Yves Morice, lui non plus, ne sait s’il touchera la prime. Agent du bureau des entrées au CHU de Rennes, il a aussi accueilli des patients atteints du Covid. « Sera-t-on exclu de cette prime ? C’est un effet d’annonce qui va diviser les personnels, qui se regarderont en chien de faïence.
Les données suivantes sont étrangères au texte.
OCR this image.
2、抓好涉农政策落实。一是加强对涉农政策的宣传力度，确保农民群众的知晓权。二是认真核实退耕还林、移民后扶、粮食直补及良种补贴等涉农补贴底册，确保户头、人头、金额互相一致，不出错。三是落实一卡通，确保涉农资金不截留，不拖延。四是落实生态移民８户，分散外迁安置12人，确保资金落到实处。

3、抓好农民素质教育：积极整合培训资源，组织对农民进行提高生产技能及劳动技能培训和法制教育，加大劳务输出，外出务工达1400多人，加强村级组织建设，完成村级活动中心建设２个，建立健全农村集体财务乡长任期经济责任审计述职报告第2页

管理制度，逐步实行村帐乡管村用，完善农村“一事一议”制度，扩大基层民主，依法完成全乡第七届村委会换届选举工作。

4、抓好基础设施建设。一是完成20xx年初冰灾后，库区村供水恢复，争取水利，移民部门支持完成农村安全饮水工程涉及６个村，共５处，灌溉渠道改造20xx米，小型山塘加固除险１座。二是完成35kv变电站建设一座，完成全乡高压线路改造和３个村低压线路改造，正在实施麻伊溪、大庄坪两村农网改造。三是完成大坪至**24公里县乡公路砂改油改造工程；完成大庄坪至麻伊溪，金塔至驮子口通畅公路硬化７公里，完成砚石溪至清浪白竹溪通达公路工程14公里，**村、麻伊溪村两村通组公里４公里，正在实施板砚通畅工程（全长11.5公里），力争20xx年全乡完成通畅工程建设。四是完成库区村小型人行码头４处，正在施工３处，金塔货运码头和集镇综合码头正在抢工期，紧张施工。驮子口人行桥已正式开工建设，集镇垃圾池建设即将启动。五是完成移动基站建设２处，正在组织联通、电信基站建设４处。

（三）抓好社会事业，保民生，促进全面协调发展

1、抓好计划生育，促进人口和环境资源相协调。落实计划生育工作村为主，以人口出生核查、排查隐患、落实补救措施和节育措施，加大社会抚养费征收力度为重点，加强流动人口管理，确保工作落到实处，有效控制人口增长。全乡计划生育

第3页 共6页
Il faut une augmentation de 300 euros pour tous », affirme le responsable de SUD.

Le chef de l’Etat, lui-même, avait évoqué cette question salariale, le 13 avril, en parlant « des femmes et des hommes que nos économies reconnaissent et rémunèrent si mal ». Deux jours plus tard, le ministre de la santé soulignait « la réflexion indispensable et concertée sur la revalorisation des métiers et des rémunérations ».

Cette réflexion sur le système de soins est souhaitée par tous, à l’instar de Patrick Chamboredon, le président de l’ordre des infirmiers, « au-delà de la question des primes et de la revalorisation financière, qui ne relève pas de notre champ de compétences ».
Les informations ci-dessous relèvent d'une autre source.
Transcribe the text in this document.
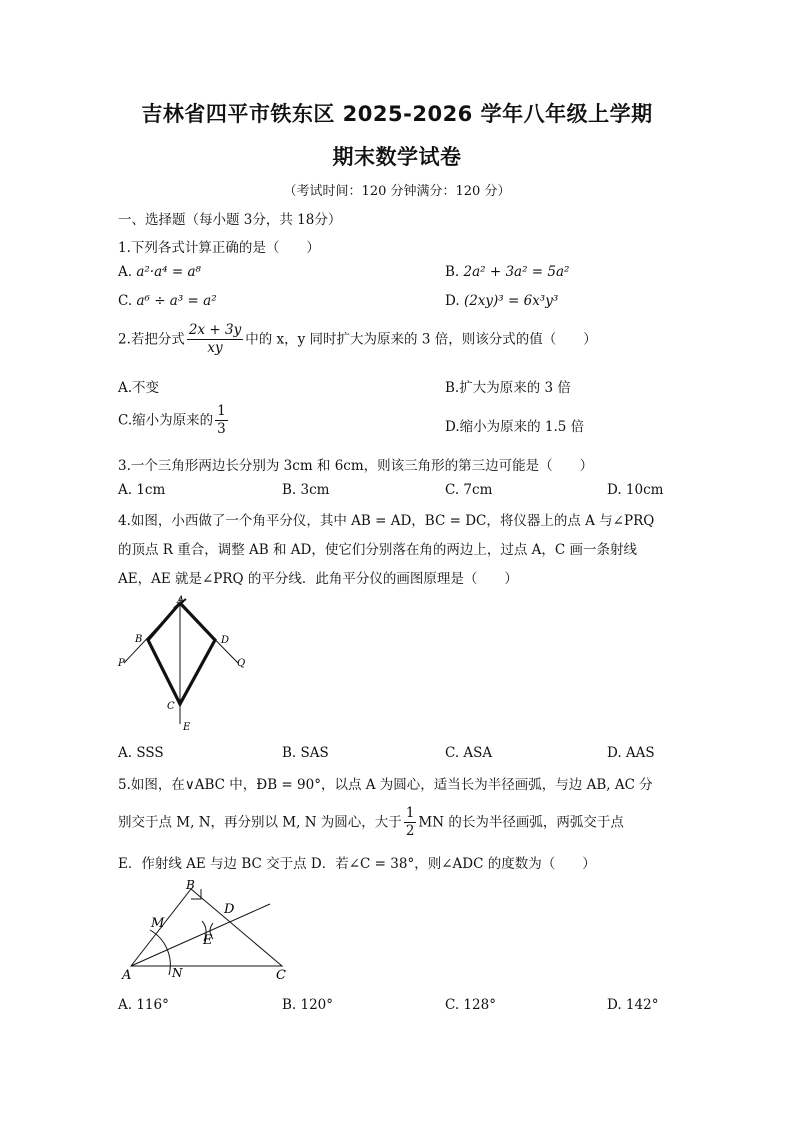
吉林省四平市铁东区 2025-2026 学年八年级上学期
期末数学试卷
（考试时间：120 分钟满分：120 分）
一、选择题（每小题 3分，共 18分）
1.下列各式计算正确的是（　　）
A. a²·a⁴ = a⁸	B. 2a² + 3a² = 5a²
C. a⁶ ÷ a³ = a²	D. (2xy)³ = 6x³y³
2.若把分式 $\frac{2x + 3y}{xy}$ 中的 x，y 同时扩大为原来的 3 倍，则该分式的值（　　）
A.不变	B.扩大为原来的 3 倍
C.缩小为原来的 $\frac{1}{3}$	D.缩小为原来的 1.5 倍
3.一个三角形两边长分别为 3cm 和 6cm，则该三角形的第三边可能是（　　）
A. 1cm	B. 3cm	C. 7cm	D. 10cm
4.如图，小西做了一个角平分仪，其中 AB = AD，BC = DC，将仪器上的点 A 与∠PRQ
的顶点 R 重合，调整 AB 和 AD，使它们分别落在角的两边上，过点 A，C 画一条射线
AE，AE 就是∠PRQ 的平分线．此角平分仪的画图原理是（　　）
A
B	D
C
E
P	Q
A. SSS	B. SAS	C. ASA	D. AAS
5.如图，在∨ABC 中，ÐB = 90°，以点 A 为圆心，适当长为半径画弧，与边 AB, AC 分
别交于点 M, N，再分别以 M, N 为圆心，大于 $\frac{1}{2}$ MN 的长为半径画弧，两弧交于点
E．作射线 AE 与边 BC 交于点 D．若∠C = 38°，则∠ADC 的度数为（　　）
A
B
C
D
E
M
N
A. 116°	B. 120°	C. 128°	D. 142°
Ce sera le chantier de l’« après ». Sans attendre la publication d’un décret, Martin Hirsch, directeur général de l’Assistance publique-Hôpitaux de Paris, a annoncé aux quelque 100 000 agents, dans une communication interne, que la prime de 1 500 euros serait versée « sans aucune restriction de grade ou de métier, à l’ensemble des agents, qu’ils soient contractuels, stagiaires ou titulaires (…) internes ou personnels hospitalo-universitaires ».

Secteurs médico-social et libéral
Pour les personnels travaillant dans les Ehpad et au service des personnes âgées, la question reste en suspens, et dépend de discussions entre le ministère et les collectivités locales. « Il n’est pas absurde de verser une prime plus importante pour les départements les plus touchés, mais il faut faire la même chose dans le secteur médico-social, les services à domicile et tous les établissements pour personnes âgées, ceux qui ne gagnent pas toujours le smic et qui sont allés au front, parfois sans masque », déclare Pascal Champvert, le président de l’Association des directeurs au service des personnes âgées. L’avenir de la discussion entre l’Etat et les départements l’inquiète. « Nous en avons marre que l’Etat s’abrite derrière cette négociation. Qu’il donne la prime au travers de l’Assurance-maladie et qu’il fasse payer ensuite les départements », poursuit M. Champvert.

Reste encore à démêler ce à quoi auront droit les libéraux. Selon le ministère, demande a été faite à l’Assurance-maladie « de travailler à un dispositif de compensation financière pour les pertes de revenus » liés à la crise due au Covid-19. « Pour les libéraux qui ont été aussi en première ligne, ce n’est pour l’instant pas prévu. Mais c’est indispensable pour assurer une reprise d’activité sécurisée dans nos cabinets », prévient Jean-Paul Ortiz, président de la Confédération des syndicats médicaux français.